Report Precision-Recall Curve
Visualize trade-offs across thresholds instead of single-point estimates.
Consider Dataset Balance
Apply resampling or weighting to address class imbalance before metric computation.
References
- J. Davis, M. Goadrich, "The Relationship Between Precision-Recall and ROC Curves," ICML, vol. 27, 2006, pp. 233-240.
- T. Fawcett, "An introduction to ROC analysis," Pattern Recognition Letters, vol. 27, 2006, pp. 861-874.

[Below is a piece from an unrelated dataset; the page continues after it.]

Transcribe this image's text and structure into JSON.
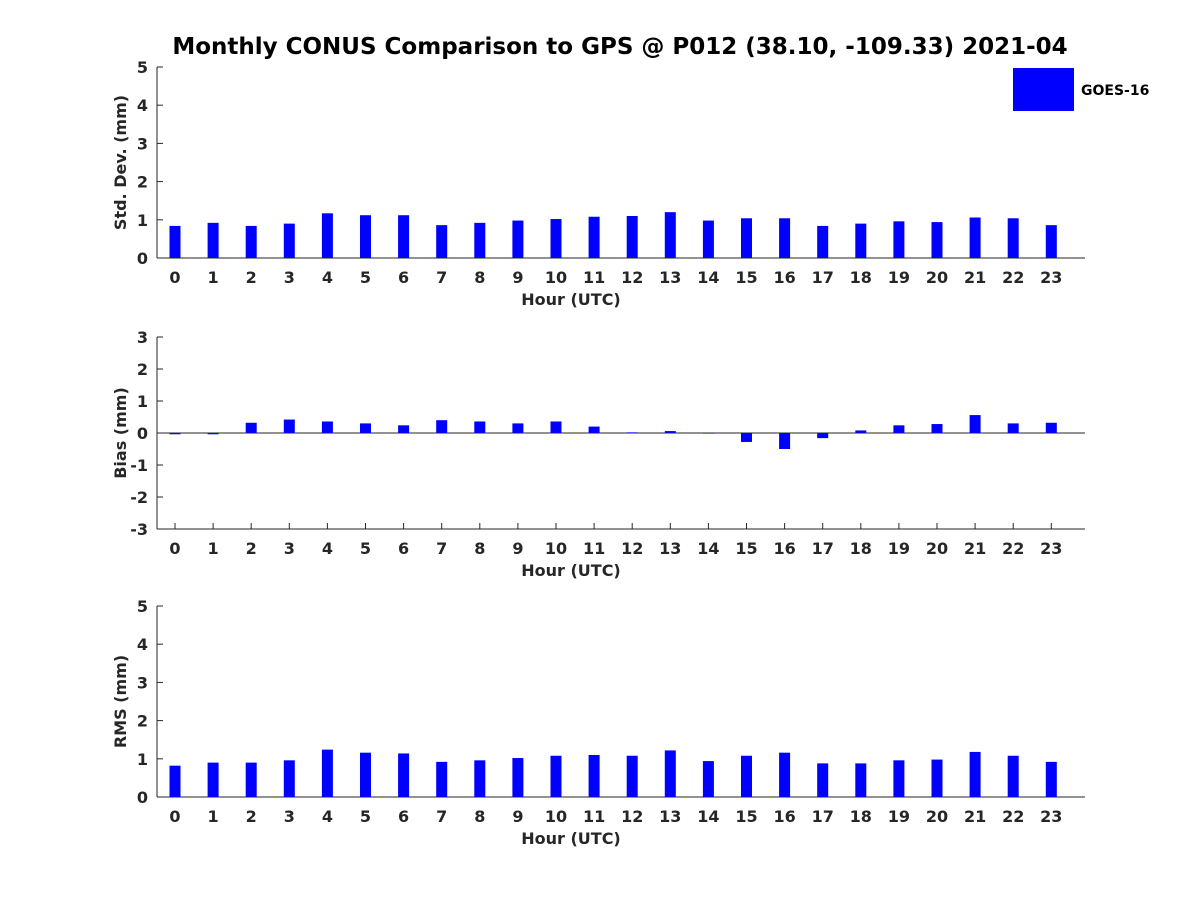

- P. Flach, "The Geometry of ROC Space: Understanding Machine Learning Metrics through ROC Isometrics," Proceedings of ICML, 2003, pp. 194-201.
- S. Saito, M. Rehmsmeier, "The Precision-Recall Plot Is More Informative than the ROC Plot When Evaluating Binary Classifiers on Imbalanced Datasets," PLOS ONE, vol. 10, 2015, e0118432.
- C. Manning, P. Raghavan, H. Schütze, "Introduction to Information Retrieval," Cambridge University Press, 2008, pp. 101-115.